- CJUE, 9 janvier 2025, affaire C-394/23
Les cases « Madame » et « Monsieur » : simple formalité ou exigence dépassée ? Dans un arrêt rendu le 9 janvier dernier, la Cour de justice de l’Union européenne a jugé que la collecte de données de civilité par SNCF Connect est contraire au Règlement général sur la protection des données (RGPD).
Cette décision, emblématique des tensions entre pratiques commerciales et respect de la vie privée, trouve son origine dans une réclamation déposée par l’association Mousse auprès de la CNIL. L’association contestait l’obligation faite aux clients de sélectionner une civilité (« Monsieur » ou « Madame ») pour acheter un billet de train en ligne. Selon elle, cette pratique viole les principes de licéité et de minimisation des données prévus par le RGPD, car le choix d’une identité de genre ne parait pas nécessaire pour l’achat d’un titre de transport.
Après le rejet de la réclamation par la CNIL en 2021, l’association Mousse a saisi le Conseil d’État d’un recours en annulation. Ce dernier, par une décision de juin 2023, a renvoyé deux questions préjudicielles à la Cour de justice de l’Union européenne (CJUE) : l’une sur l’exercice du droit d’opposition, l’autre sur la conformité de cette collecte, destinée à personnaliser la communication commerciale, avec les principes de licéité et de minimisation des données énoncés par le RGPD.
Dans sa décision du 9 janvier 2025, la CJUE a préalablement rappelé que tout traitement de données personnelles doit respecter le principe de minimisation, lequel exige que les données collectées soient « adéquates, pertinentes et limitées à ce qui est nécessaire au regard des finalités pour lesquelles elles sont traitées ». Elle a également souligné que la licéité d’un traitement de données repose sur des situations strictement définies par le RGPD. En l’absence de consentement, un traitement peut, entre autres, être licite s’il est « nécessaire à l’exécution d’un contrat auquel la personne concernée est partie » (art. 6, 1, b)) ou encore s’il répond à un « intérêt légitime poursuivi par le responsable du traitement ou un tiers », sous réserve que cet intérêt ne porte pas atteinte aux droits et libertés fondamentaux de la personne concernée (art. 6, 1, f)).
Pour être considéré comme nécessaire à l’exécution d’un contrat, le traitement doit être objectivement indispensable à la réalisation d’une finalité. Or, selon la CJUE, l’obligation pour les clients de renseigner leur civilité, justifiée par SNCF Connect comme un moyen de personnaliser ses communications commerciales, ne répond pas à ce critère. La Cour estime que cette collecte n’est ni essentielle à l’exécution d’un contrat de transport ni proportionnée, et que des alternatives moins intrusives, comme des formules génériques ou inclusives, auraient pu être adoptées.

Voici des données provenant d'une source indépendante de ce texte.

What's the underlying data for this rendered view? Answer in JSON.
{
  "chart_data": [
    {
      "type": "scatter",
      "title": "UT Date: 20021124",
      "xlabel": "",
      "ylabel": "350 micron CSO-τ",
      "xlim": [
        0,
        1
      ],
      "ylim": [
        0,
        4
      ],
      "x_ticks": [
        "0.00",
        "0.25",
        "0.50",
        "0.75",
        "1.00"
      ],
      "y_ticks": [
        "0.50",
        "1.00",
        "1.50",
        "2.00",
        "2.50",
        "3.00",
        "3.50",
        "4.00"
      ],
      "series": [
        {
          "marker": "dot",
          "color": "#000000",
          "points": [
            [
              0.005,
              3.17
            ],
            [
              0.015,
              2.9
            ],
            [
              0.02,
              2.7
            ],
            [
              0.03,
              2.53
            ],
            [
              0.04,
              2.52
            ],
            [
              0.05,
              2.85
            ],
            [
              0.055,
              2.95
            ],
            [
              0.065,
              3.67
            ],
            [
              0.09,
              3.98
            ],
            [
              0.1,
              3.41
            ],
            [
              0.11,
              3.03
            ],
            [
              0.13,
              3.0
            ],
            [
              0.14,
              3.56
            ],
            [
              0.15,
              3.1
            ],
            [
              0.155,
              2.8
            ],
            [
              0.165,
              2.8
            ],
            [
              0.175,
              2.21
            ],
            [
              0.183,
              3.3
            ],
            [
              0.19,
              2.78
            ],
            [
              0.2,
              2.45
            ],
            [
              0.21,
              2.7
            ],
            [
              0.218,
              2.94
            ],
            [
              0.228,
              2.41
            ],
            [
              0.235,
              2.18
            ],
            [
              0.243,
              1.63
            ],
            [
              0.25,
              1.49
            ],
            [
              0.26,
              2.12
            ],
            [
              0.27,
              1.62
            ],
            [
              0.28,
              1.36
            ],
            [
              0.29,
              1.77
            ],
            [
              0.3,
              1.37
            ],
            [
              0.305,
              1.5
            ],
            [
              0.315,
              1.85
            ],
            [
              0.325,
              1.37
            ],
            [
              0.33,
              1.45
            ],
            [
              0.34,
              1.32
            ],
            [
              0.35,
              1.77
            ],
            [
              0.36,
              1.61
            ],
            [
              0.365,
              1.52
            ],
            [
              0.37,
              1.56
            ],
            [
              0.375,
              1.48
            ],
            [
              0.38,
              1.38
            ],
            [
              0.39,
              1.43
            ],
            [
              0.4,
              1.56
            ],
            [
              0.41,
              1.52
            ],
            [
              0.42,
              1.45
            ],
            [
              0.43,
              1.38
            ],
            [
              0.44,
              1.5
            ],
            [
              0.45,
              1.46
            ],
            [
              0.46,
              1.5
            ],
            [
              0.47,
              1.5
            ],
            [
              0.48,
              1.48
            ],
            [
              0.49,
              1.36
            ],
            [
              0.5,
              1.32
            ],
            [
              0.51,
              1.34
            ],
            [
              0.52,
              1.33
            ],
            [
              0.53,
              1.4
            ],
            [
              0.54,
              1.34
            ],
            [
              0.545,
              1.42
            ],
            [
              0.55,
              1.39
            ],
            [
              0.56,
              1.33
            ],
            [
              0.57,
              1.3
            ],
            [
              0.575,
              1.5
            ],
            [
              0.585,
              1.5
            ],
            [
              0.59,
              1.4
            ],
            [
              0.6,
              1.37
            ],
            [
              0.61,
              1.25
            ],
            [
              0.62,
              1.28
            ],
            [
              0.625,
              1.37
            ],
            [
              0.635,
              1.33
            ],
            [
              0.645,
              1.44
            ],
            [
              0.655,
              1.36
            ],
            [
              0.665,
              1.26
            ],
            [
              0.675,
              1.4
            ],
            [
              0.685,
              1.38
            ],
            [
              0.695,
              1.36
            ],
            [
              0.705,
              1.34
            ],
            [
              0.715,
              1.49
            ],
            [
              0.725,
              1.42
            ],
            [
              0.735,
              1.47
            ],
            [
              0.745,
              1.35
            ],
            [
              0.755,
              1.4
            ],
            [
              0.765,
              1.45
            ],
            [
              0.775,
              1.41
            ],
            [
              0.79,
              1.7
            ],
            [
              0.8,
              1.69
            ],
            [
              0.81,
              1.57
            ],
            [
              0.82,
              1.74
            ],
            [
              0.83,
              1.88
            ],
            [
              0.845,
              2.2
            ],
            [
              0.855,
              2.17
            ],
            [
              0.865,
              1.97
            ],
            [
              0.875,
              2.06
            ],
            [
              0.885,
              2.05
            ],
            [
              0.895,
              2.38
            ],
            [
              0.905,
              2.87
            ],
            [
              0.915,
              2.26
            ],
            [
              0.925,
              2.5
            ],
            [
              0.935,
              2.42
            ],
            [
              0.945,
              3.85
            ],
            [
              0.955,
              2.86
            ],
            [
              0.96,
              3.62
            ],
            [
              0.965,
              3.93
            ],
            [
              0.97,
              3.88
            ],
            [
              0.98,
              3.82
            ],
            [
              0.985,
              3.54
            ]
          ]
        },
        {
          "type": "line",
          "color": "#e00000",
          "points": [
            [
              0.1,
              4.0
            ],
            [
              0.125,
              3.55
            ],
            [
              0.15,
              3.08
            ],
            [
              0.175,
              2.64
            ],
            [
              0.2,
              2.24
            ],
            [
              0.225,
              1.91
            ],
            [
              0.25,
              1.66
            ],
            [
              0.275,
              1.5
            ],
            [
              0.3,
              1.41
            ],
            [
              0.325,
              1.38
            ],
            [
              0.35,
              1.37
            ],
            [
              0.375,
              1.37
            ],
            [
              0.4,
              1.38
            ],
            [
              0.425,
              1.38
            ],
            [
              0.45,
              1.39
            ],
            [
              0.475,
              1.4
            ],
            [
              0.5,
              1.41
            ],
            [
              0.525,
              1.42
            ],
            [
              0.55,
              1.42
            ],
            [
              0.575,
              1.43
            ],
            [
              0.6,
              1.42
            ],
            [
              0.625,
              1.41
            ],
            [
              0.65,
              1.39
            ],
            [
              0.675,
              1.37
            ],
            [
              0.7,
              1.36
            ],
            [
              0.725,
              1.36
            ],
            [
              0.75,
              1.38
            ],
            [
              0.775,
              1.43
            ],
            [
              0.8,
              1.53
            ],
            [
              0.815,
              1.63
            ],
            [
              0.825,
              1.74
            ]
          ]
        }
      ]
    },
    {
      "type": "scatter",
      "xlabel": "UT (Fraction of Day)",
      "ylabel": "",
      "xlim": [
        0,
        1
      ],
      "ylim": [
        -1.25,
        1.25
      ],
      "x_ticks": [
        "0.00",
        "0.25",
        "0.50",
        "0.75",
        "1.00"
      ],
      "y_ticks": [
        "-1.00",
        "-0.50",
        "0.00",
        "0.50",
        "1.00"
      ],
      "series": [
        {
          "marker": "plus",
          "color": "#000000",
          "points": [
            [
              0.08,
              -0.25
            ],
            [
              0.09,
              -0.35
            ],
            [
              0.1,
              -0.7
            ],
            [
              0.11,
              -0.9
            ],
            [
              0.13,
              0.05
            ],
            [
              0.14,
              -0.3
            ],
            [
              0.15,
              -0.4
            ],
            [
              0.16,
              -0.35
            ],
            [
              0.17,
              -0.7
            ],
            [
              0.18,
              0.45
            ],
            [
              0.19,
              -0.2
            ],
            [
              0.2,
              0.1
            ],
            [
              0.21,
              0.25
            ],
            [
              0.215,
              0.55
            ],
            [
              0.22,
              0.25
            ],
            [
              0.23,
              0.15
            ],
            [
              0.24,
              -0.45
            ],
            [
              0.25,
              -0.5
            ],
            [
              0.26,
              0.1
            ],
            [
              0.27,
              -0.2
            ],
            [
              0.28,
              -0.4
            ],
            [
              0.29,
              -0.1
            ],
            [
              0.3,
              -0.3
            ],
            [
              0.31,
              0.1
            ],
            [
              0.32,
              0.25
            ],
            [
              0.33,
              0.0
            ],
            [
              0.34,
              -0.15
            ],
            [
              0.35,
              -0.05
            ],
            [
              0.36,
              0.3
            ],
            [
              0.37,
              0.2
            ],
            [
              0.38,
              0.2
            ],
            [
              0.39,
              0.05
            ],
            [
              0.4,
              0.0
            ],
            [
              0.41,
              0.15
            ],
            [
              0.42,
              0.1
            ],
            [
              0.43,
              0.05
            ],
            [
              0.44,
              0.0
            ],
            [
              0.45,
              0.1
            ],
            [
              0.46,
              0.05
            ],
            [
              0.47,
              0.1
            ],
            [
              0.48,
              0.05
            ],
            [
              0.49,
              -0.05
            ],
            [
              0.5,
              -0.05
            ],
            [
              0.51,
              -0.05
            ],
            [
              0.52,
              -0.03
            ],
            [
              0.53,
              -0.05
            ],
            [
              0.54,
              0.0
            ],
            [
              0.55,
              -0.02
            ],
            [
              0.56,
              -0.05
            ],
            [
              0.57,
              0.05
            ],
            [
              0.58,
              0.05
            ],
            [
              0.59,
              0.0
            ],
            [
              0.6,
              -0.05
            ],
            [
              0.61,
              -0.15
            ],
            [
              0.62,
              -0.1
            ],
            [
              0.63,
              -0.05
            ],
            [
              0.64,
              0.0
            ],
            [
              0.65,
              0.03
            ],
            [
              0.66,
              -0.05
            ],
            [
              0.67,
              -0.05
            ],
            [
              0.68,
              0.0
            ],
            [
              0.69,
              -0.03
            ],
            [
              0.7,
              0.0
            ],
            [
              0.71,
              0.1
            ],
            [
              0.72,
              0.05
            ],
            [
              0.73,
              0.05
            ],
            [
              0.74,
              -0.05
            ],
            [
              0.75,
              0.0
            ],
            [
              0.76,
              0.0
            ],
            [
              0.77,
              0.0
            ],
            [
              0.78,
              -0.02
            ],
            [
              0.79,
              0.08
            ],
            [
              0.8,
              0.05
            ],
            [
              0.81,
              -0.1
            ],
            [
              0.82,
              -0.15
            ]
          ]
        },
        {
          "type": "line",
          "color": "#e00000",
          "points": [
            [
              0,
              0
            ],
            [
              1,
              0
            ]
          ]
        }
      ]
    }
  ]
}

Concernant les intérêts légitimes, la CJUE rappelle que trois conditions cumulatives doivent être respectées : la finalité poursuivie doit être précise, le traitement strictement nécessaire, et les droits fondamentaux des individus préservés. Bien que la personnalisation de la publicité puisse constituer un intérêt légitime, la collecte des données de civilité ne peut être justifiée si cet intérêt n’est pas clairement indiqué au moment de la collecte ou si les droits des individus priment sur cet intérêt, en raison, notamment, d’un risque de discrimination fondée sur l’identité de genre.
La collecte des données de civilité dans les formulaires en ligne pourrait donc être largement abandonnée à l’avenir, sauf dans les rares cas où l’identité de genre est indispensable à l’exécution d’un contrat ou à la fourniture d’un service. Cette décision de la CJUE envoie un signal clair : la protection des données personnelles et le respect des droits fondamentaux doivent primer sur les pratiques commerciales.